Am I onto something here? Anyone else agree?
It's CHRRIIIIIIIISTMAASSS!
To use Noddy Holder's warcry.
The christmas iTunes playlist got the first airing of the year over the weekend and got me to thinking: Just how many 'Christmas' songs are actually not really anything to do with Christmas?
Of the ones that popped up 'Last Christmas' by Wham could be written about absolutely anything - substitute 'Christmas' for 'Summer' and get rid of the sleighbells and it still works. Same with Jonah Lewry's 'Stop The Cavalry'. Take out the line 'Wish I was at home for Christmas' and the sleighbells again and it's as festive as Edwin Starr's 'WAR'.
And let's not mention those chancers East 17 who did a snow and white-parka filled video for 'Stay', bunged on some sleighbells and churchbells and reap in the royalties annually.
Any others spring to anyone's mind?
'I baptise this child Lennon Zappa Morrissey Smith'
We are expecting our first child in March next year. I confess here that we have chosen his first name Ulf after Swedish rocker Ulf Lundell.
I have known in my time a James Marshall Hallam (after Hendrix), a Bowie and there are any number of Dylans out there of a certain age. Has anyone else sneakily named their offspring after pop and rock?
For fans of teenage heavy metal documentaries
I bring you 'In Bed With Chris Needham'
From the 1992 BBC2 'Teenage Diaries' video diary series we follow Chris as he puts together his band Manslaughter (later redubbed 'Manslorter' as people thought they were called 'Man's Laughter') while struggling with the day to day problems of teenage life in Loughborough.
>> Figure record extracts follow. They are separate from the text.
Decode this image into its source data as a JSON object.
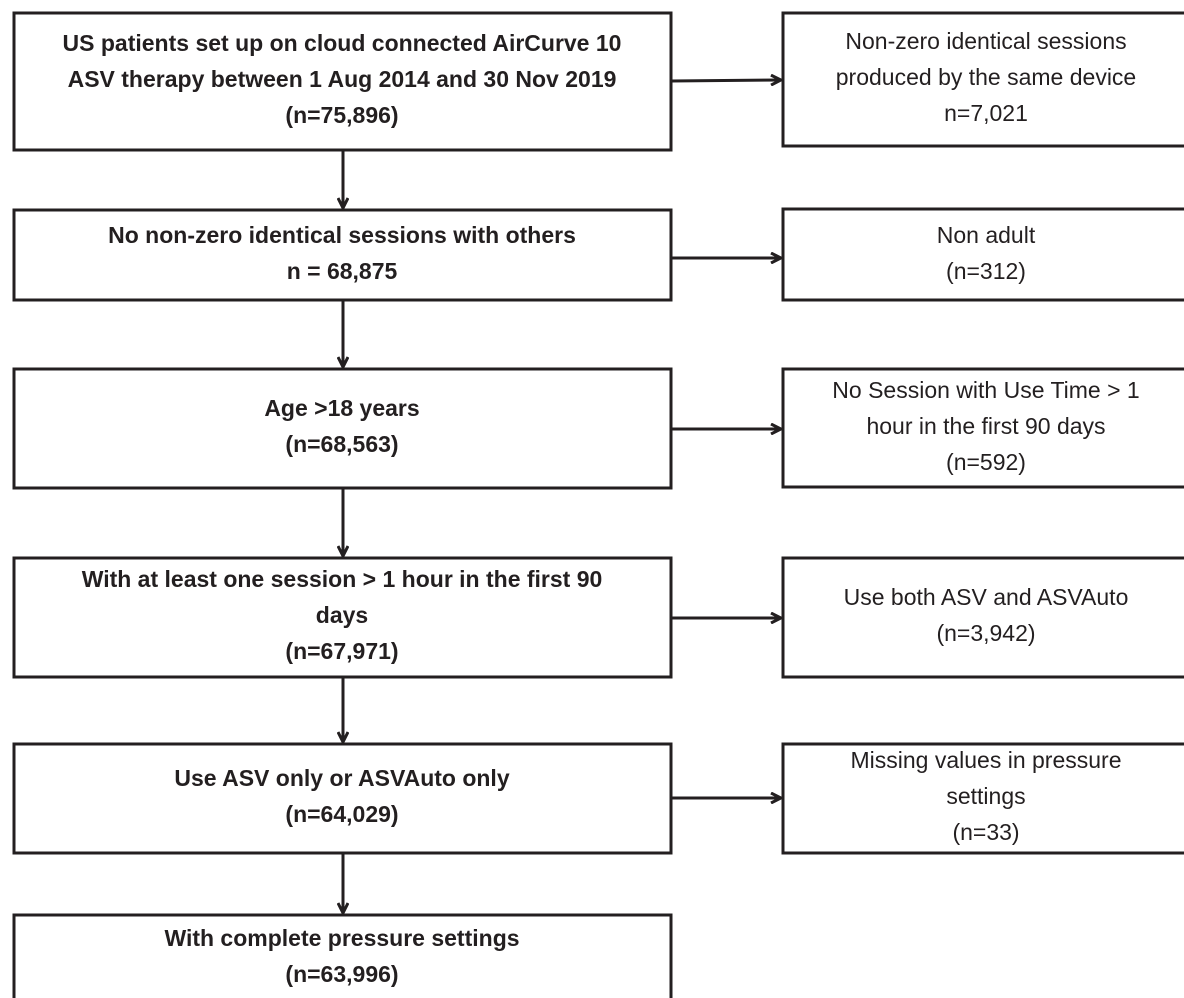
{
  "main_boxes": [
    {
      "lines": [
        "US patients set up on cloud connected AirCurve 10",
        "ASV therapy between 1 Aug 2014 and 30 Nov 2019",
        "(n=75,896)"
      ]
    },
    {
      "lines": [
        "No non-zero identical sessions with others",
        "n = 68,875"
      ]
    },
    {
      "lines": [
        "Age >18 years",
        "(n=68,563)"
      ]
    },
    {
      "lines": [
        "With at least one session > 1 hour in the first 90",
        "days",
        "(n=67,971)"
      ]
    },
    {
      "lines": [
        "Use ASV only or ASVAuto only",
        "(n=64,029)"
      ]
    },
    {
      "lines": [
        "With complete pressure settings",
        "(n=63,996)"
      ]
    }
  ],
  "side_boxes": [
    {
      "lines": [
        "Non-zero identical sessions",
        "produced by the same device",
        "n=7,021"
      ]
    },
    {
      "lines": [
        "Non adult",
        "(n=312)"
      ]
    },
    {
      "lines": [
        "No Session with Use Time > 1",
        "hour in the first 90 days",
        "(n=592)"
      ]
    },
    {
      "lines": [
        "Use both ASV and ASVAuto",
        "(n=3,942)"
      ]
    },
    {
      "lines": [
        "Missing values in pressure",
        "settings",
        "(n=33)"
      ]
    }
  ]
}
It's a terribly sweet film, bless him, and utterly utterly hilarious.
Is it April Fool's Day?
The Guardian reports that Babyshambles have been stopped from performing at a festival:
http://www.guardian.co.uk/music/2008/aug/20/petedoherty.festivals
"Experts are telling us that the profile of fans that follow Pete Doherty and Babyshambles is volatile and they can easily be whipped up into a frenzy, whereas the profile of someone that would follow around Cliff Richard or Bucks Fizz, for example, is completely different."
You what?
RIP Isaac Hayes
Always just a little bit underrated and over shadowed by the Theme From Shaft - but Hot Buttered Soul is easily one of the greatest soul albums ever. Shame to see him go.
Winehouse to cover for Danny Baker on BBC London
No, not THAT one.
"It takes something special to fill the gap left by Danny in the summer and this is it," said BBC London 94.9 assistant editor Justin Kings.
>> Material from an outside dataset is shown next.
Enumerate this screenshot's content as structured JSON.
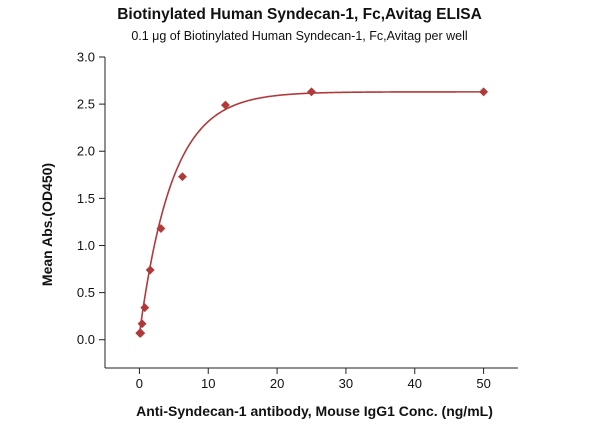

"Mitch Winehouse is a listener to and friend of the station. We're delighted he's agreed to a show the other side of the microphone for a change."
But I recall that Mitch Winehouse made some fans here with a recent performance at some ceremony or other. And now's your chance to see if he lives up to your expectations - he's on on the 1st September. The rest of the stand ins are here..
http://www.bbc.co.uk/london/content/articles/2008/08/04/danny_guest_pres...
The Word Album Atlas is all well and good
But I've just found this marvellous doohickey:
http://www.seero.com/video/Steve_McQueen_3
It's the car chase from Bullitt, showing in a window on the left, whilst the locations of the cars in the chase are shown in sync in a Google Earth window on the right. Oooh!